Şiirin Tanıklık Gücü: 1989 Zorunlu Göçünün Bulgaristan Türk Şiire Yansıması
DOI:
https://doi.org/10.33182/gd.v2i1.535Abstract
Bu makalede, Bulgaristan Türklerinin 1989’da yaşadığı zorunlu göçün, bu sancılı sürece maruz kalan Bulgaristan Türk şairlerinin eserlerinde ne şekilde ele alındığı incelenmiştir. Makalenin amacı, 1989 zorunlu göçünün şiirin diliyle yazılan kapsamlı bir tarihçesini oluşturarak, edebiyatın tanıklık gücünü sergilemektir. Çalışmada, şiirin “tanıklık gücü” terimi ile göç konulu şiirlerin okurun dikkatini sürekli şiir metninden gerçek olayın kendisine (zorunlu göçe) doğru yönlendirerek, bu eserlerin tarih yazımını onaylama/sorgulama gücü ifade edilir. Çalışma, Bulgaristan hükümetinin 1989’da zorunlu göçle noktaladığı etnik eritme politikasının kısa bir tanıtımından sonra, bu sürecin farklı aşamalarını ele alan şiirlerle örneklendirir. 1989 zorunlu göçünü ele alan şiirler, iki alt başlık altında incelenmiştir: 1. Ayrılık şiirleri; 2. Kavuşma şiirleri.
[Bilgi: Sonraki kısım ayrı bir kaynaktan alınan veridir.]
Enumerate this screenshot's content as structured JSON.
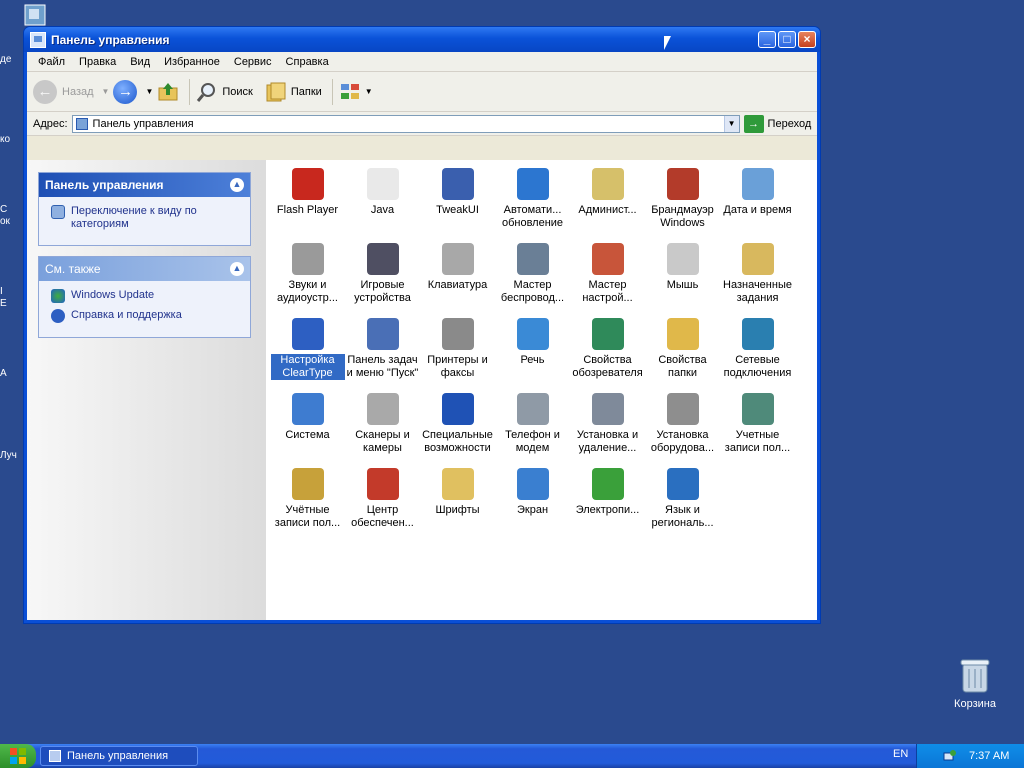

Ayrılık şiirleri, Bulgaristan Türklerinin doğup büyüdükleri ülkelerinden kovulmalarını yoğun bir hüzün duygusu ile anlatırken, totaliter rejimin akıl almaz politikalarını da lanetleyen eserlerdir. İkinci bölüm, Anavatan Türkiye’ye ulaşmanın coşku dolu mutluluğunu milliyetçi bir söylemle aktaran örneklerin irdelenmesi ile başlayıp, göçün doğurduğu özlem ve bölünmüşlük (ne Türkiyeli ne Bulgaristanlı olma durumu) gibi duygularla yüklü şiirlerin incelenmesi ile devam eder. Bu döneme ait bazı şiirlerin yansıttığı derin milliyetçilik ruhunu açıklamak için, çalışmaya göç öncesinde yaşanan baskıları anlatan şiirler de dahil edilmiştir.
ENGLISH ABSTRACT
The testimonial power of poetry: representation of the 1989 forced migration in the poetry of the Turks from Bulgaria
The article focuses on the representation of the 1989 Forced Migration (of the Turks from Bulgaria to Turkey) in the works of Turkish poets from Bulgaria who have themselves been victims of this tragic event. Providing a comprehensive poetic chronicle of the migration, the article aims to illustrate the testimonial function of poetry, namely its power to complement and/or challenge historiography by constantly pushing the reader’s attention from the poetic text to the original event (the forced migration) itsef. After a brief discussion of the 1989 Forced Migration as part of the assimilation policy of the Bulgarian Government, the article examines poems which reconstruct different stages of the process. The poems are divided into two main groups. The first group (departure poems) consists of works which illustrate the migrants’ painful separation from their birthplaces, relatives and neighbors. Infused with deep grief, they provide a mighty indictment of the policy of the totaliterian regime. The second group (arrival poems) starts with a discussion of poems which reveal the migrants’ joyful unification with the rescuing image of the Motherland (Turkey) and goes on with the analysis of works which report the subsequent stages in the migrant’s life which are marked by a sense of nostalgia and liminality. To explain the mood of strong nationalism which governs the majority of the poems, this section includes also works which report the repressions the migrants had been subjected to prior to their flight to Turkey.